Follow Melanie's escapades through Georgia
Oak Hill & the Martha Berry Museum
Located on the campus of Berry College, Oak Hill was the home of school founder Martha Berry. In "Sweet Home Alabama," the mansion was used as the Carmichael Plantation, where Melanie is supposed to get married. The Greek Revival manor housed Union soldiers during the Civil War. The Martha Berry Museum opened in 1972 and features paintings of notable Americans as well as artifacts from the Berry family. The stunning grounds were one of the three display gardens in the state.
Georgia International Horse Park
Used to stage the large-scale Civil War reenactment with Melanie's father Earl, the Georgia International Horse Park in Conyers was one of the sites of the 1996 Olympic Games. Volleyball, equestrian and pentathlon events took place here.
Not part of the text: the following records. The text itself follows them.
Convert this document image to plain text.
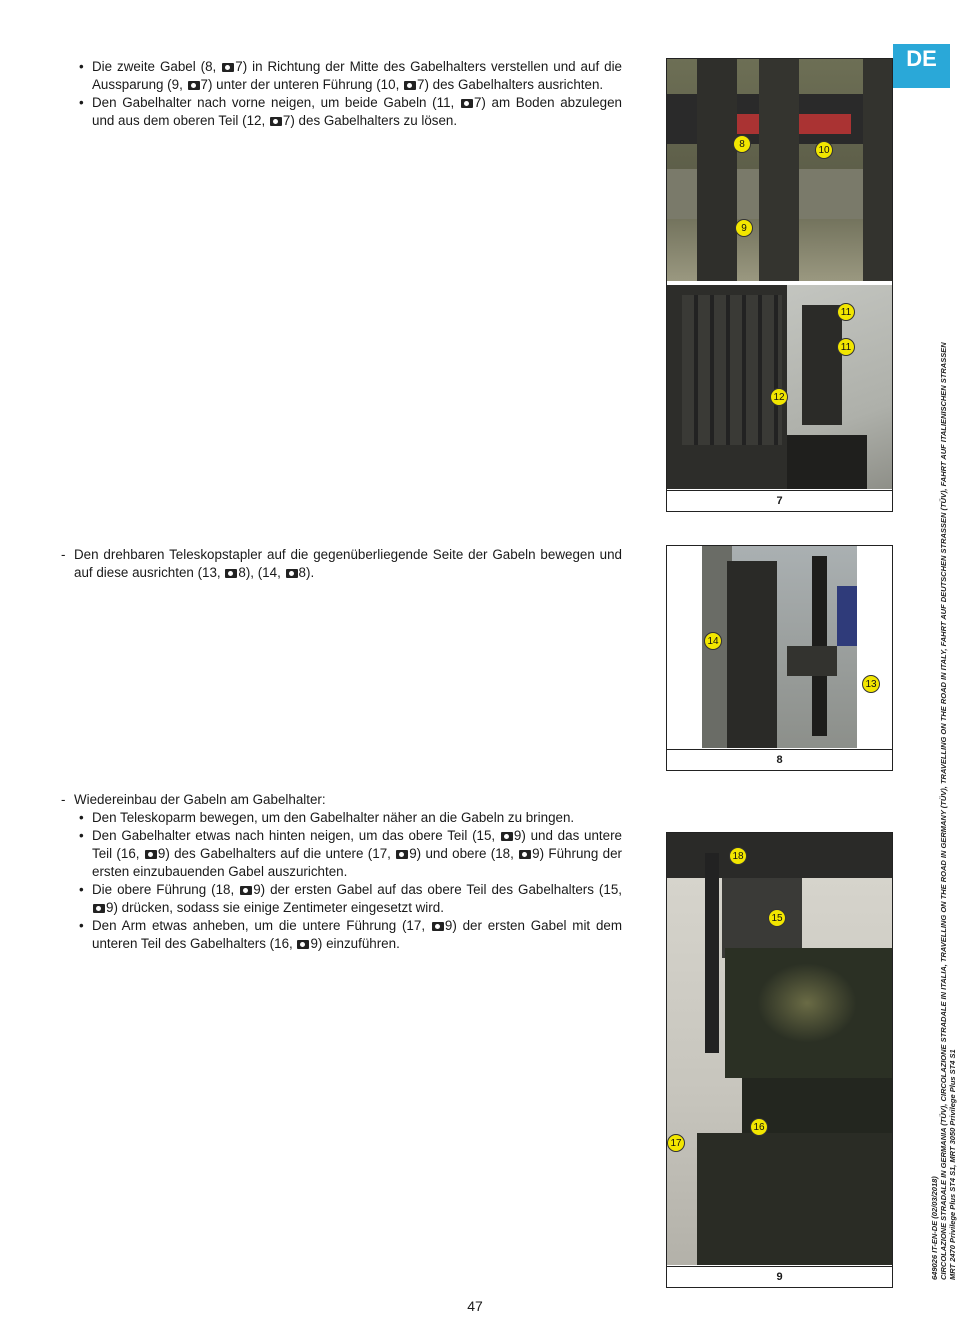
DE
• Die zweite Gabel (8, 7) in Richtung der Mitte des Gabelhalters verstellen und auf die Aussparung (9, 7) unter der unteren Führung (10, 7) des Gabelhalters ausrichten.
• Den Gabelhalter nach vorne neigen, um beide Gabeln (11, 7) am Boden abzulegen und aus dem oberen Teil (12, 7) des Gabelhalters zu lösen.
- Den drehbaren Teleskopstapler auf die gegenüberliegende Seite der Gabeln bewegen und auf diese ausrichten (13, 8), (14, 8).
- Wiedereinbau der Gabeln am Gabelhalter:
• Den Teleskoparm bewegen, um den Gabelhalter näher an die Gabeln zu bringen.
• Den Gabelhalter etwas nach hinten neigen, um das obere Teil (15, 9) und das untere Teil (16, 9) des Gabelhalters auf die untere (17, 9) und obere (18, 9) Führung der ersten einzubauenden Gabel auszurichten.
• Die obere Führung (18, 9) der ersten Gabel auf das obere Teil des Gabelhalters (15, 9) drücken, sodass sie einige Zentimeter eingesetzt wird.
• Den Arm etwas anheben, um die untere Führung (17, 9) der ersten Gabel mit dem unteren Teil des Gabelhalters (16, 9) einzuführen.
8
10
9
11
11
12
7
14
13
8
18
15
16
17
9	649026 IT-EN-DE (02/03/2018) CIRCOLAZIONE STRADALE IN GERMANIA (TÜV), CIRCOLAZIONE STRADALE IN ITALIA, TRAVELLING ON THE ROAD IN GERMANY (TÜV), TRAVELLING ON THE ROAD IN ITALY, FAHRT AUF DEUTSCHEN STRASSEN (TÜV), FAHRT AUF ITALIENISCHEN STRASSEN MRT 2470 Privilege Plus ST4 S1, MRT 3050 Privilege Plus ST4 S1
47
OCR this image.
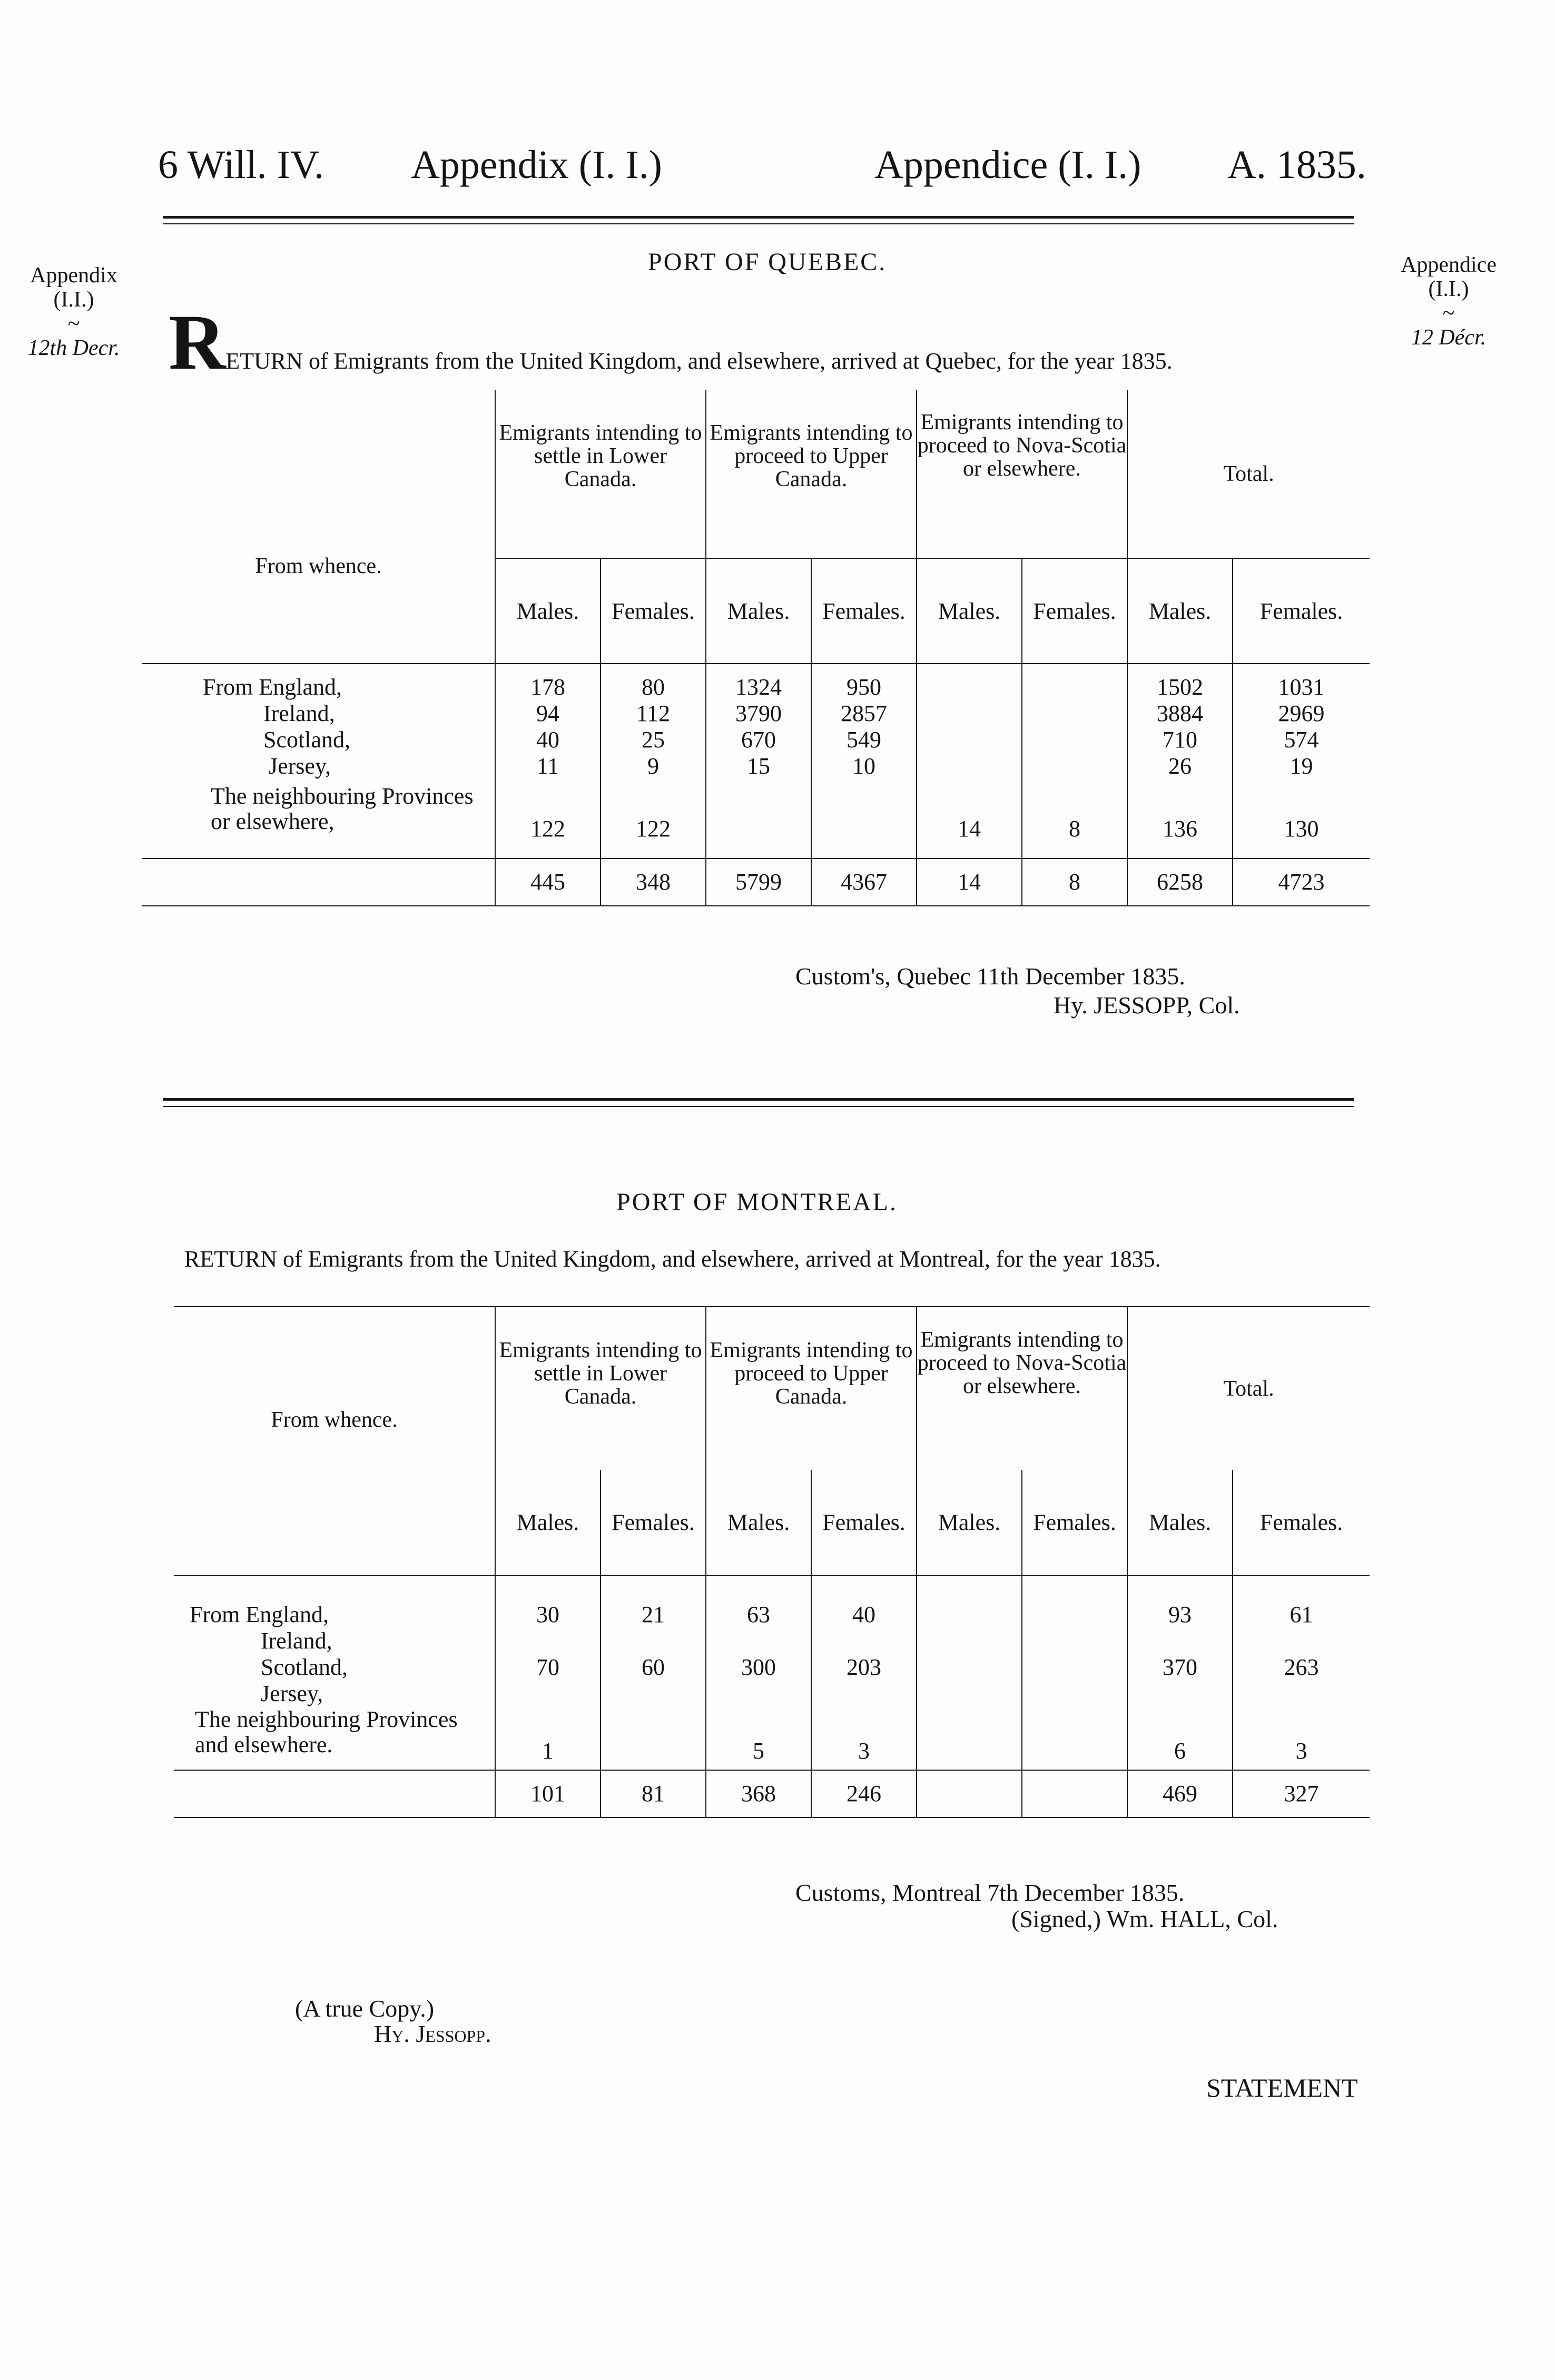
6 Will. IV. Appendix (I. I.)	Appendice (I. I.) A. 1835.
Appendix
(I.I.)
~
12th Decr.
Appendice
(I.I.)
~
12 Décr.
PORT OF QUEBEC.
RETURN of Emigrants from the United Kingdom, and elsewhere, arrived at Quebec, for the year 1835.
From whence.	Emigrants intending to settle in Lower Canada.		Emigrants intending to proceed to Upper Canada.		Emigrants intending to proceed to Nova-Scotia or elsewhere.		Total.	
	Males.	Females.	Males.	Females.	Males.	Females.	Males.	Females.
From England,	178	80	1324	950			1502	1031
Ireland,	94	112	3790	2857			3884	2969
Scotland,	40	25	670	549			710	574
Jersey,	11	9	15	10			26	19
The neighbouring Provinces or elsewhere,	122	122			14	8	136	130
	445	348	5799	4367	14	8	6258	4723
Custom's, Quebec 11th December 1835.
Hy. JESSOPP, Col.
PORT OF MONTREAL.
RETURN of Emigrants from the United Kingdom, and elsewhere, arrived at Montreal, for the year 1835.
From whence.	Emigrants intending to settle in Lower Canada.		Emigrants intending to proceed to Upper Canada.		Emigrants intending to proceed to Nova-Scotia or elsewhere.		Total.	
	Males.	Females.	Males.	Females.	Males.	Females.	Males.	Females.
From England,	30	21	63	40			93	61
Ireland,								
Scotland,	70	60	300	203			370	263
Jersey,								
The neighbouring Provinces and elsewhere.	1		5	3			6	3
	101	81	368	246			469	327
Customs, Montreal 7th December 1835.
(Signed,) Wm. HALL, Col.
(A true Copy.)
Hy. Jessopp.
STATEMENT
In addition to the namesake equestrian park, the facility includes a lakeside beach, children's pool, slides, tennis courts and walking trails.
Starr's Mill stood in as Deep South Glass, where Jake has made a name for himself in Melanie’s absence. This gristmill was constructed in 1825 on Whitewater Creek. Renamed for Hilliard Starr, the name continues to define this part of Fayette County. It later became a cotton gin and provided power to nearby Senoia.
Crawfordville and Taliaferro County Courthouse
The small town of Crawfordville, with a population under 1,000, portrayed Melanie's hometown in the film with a number of local businesses serving as the backdrop. The Taliaferro County Courthouse, built in the High Victorian style, is listed on the National Register of Historic Places. You can see a number of filming locations from "Sweet Home Alabama" and others around town.
Southern Hollywood Film Tour
The communities south of Atlanta have been full of film productions over the last few years. So, the Peachtree City-based Southern Hollywood Film Tour takes visitors to some of the most notable places, including landmarks from "Drop Dead Diva," "Joyful Noise," and "Sweet Home Alabama." The tour includes a stop by Starr's Mill, featured in the movie, as well as the nearby towns of Haralson and Senoia.
Built by Godfrey Barnsley to honor his wife, the Italianate manor was designed by Andrew Jackson Downing. Originally called "Woodlands," it was damaged during the Civil War and during a tornado. It fell into disrepair before a German prince purchased it in 1988, turning it into a resort. Today, Barnsley Resort has two restaurants, a golf course, spa, horse stables and the original boxwood gardens. It wasn't used during filming, but actor Patrick Dempsey stayed here while working.